Когда в комиссии участвовал Павел Захарович, в клуб набивалось много народу. У Павла Захаровича была способность двумя-тремя вопросами срывать маску с врагов, и если бы Славик зашел в клуб на день раньше, он бы увидел, как ловко вытащил Павел Захарович на свет божий одного из матерых дутовских палачей — того самого «пузатого», который мучил маму Клешни. Этот матерый беляк сидел в темном углу райсобеса в канцелярских нарукавниках и, притаившись, дожидался падения Советской власти…
А сейчас на самом краю сцены, у круглого столика с бомбошками, стоял одутловатый старикашка и Павел Захарович добродушно пенял ему:
— А ты не лукавь. Ты на комиссии, а не в пивной. Придерживайся пятой заповеди.
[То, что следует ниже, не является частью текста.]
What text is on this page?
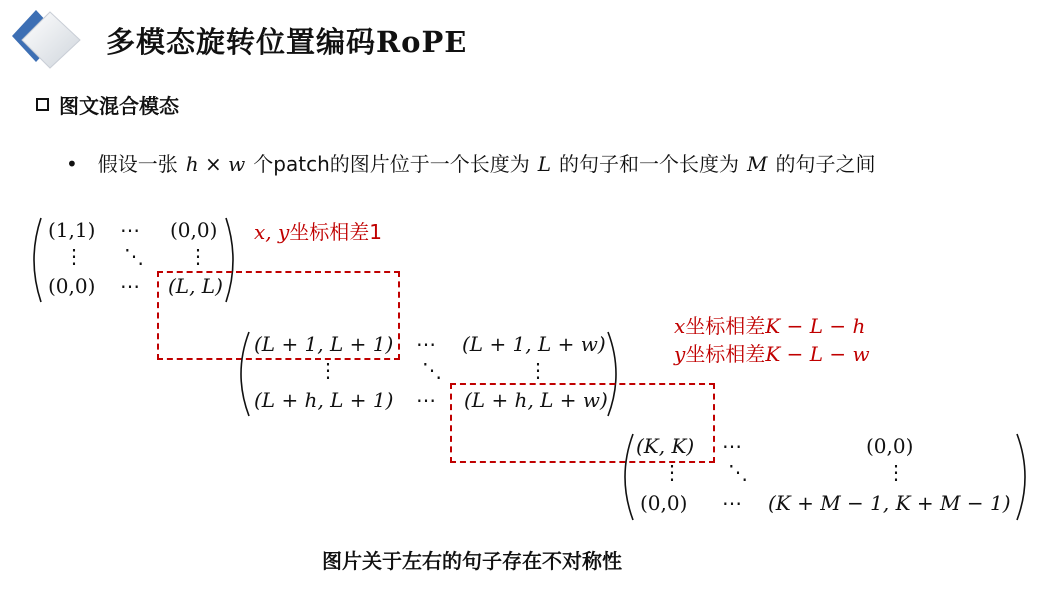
多模态旋转位置编码RoPE
图文混合模态
• 假设一张 h × w 个patch的图片位于一个长度为 L 的句子和一个长度为 M 的句子之间
(1,1) ⋯ (0,0)
⋮ ⋱ ⋮
(0,0) ⋯ (L, L)
x, y坐标相差1
(L + 1, L + 1) ⋯ (L + 1, L + w)
⋮	⋱	⋮
(L + h, L + 1) ⋯ (L + h, L + w)
x坐标相差K − L − h
y坐标相差K − L − w
(K, K) ⋯	(0,0)
⋮ ⋱	⋮
(0,0) ⋯ (K + M − 1, K + M − 1)
图片关于左右的句子存在不对称性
— А я не лукавлю! — воскликнул старичок. — В пятой заповеди про лукавство не сказано, молодой человек! В пятой заповеди про родителей сказано!
— Ну вот, — продолжал Павел Захарович. — А говоришь, неверующий. Заповеди по номерам помнишь — значит верующий. Небось и крестик носишь?
— И ношу! — взвизгнул старичок. — И верующий! И па-атрудитесь не тыкать, милостивый государь! Я с вами гусей не пас!
Старичок сбежал со сцены, распахнул дверь, чтобы посильнее хлопнула, и умчался на улицу.
В зале засмеялись. Хитрый старикашка никак не хотел признаться, что служил консисторским чиновником, и притворялся беднячком «от сохи». А слова «милостивый государь» его выдали. Впрочем, посоветовавшись, комиссия простила ему мелкое лукавство, и чувствующий свою силу и власть зал весело поддержал это решение.
— Кто у нас там еще? — заведующий школой взглянул на часы.
— Инженер Затуловский! — объявила председательша. — Помощник начальника службы пути.
— Давай, инженер Затуловский, исповедуйся.
Славик удивился: Константин Орестович вышел в длинной рубахе, перехваченной тонкой подпояской. Такой рубахи он никогда не носил. Такую рубаху носил Лев Толстой.
Под мышкой Затуловский держал папку, завязанную с трех сторон белыми, как на новых подштанниках, тесемками.
Затуловский остановился у круглого столика и принялся излагать биографию.
Заведующий откровенно читал в «Смехаче» приключения Евлампия Надькина. Только паренек изображал слушающего и несколько раз открывал папку, на которой рогатыми буквами было напечатано смешное слово: «Дело».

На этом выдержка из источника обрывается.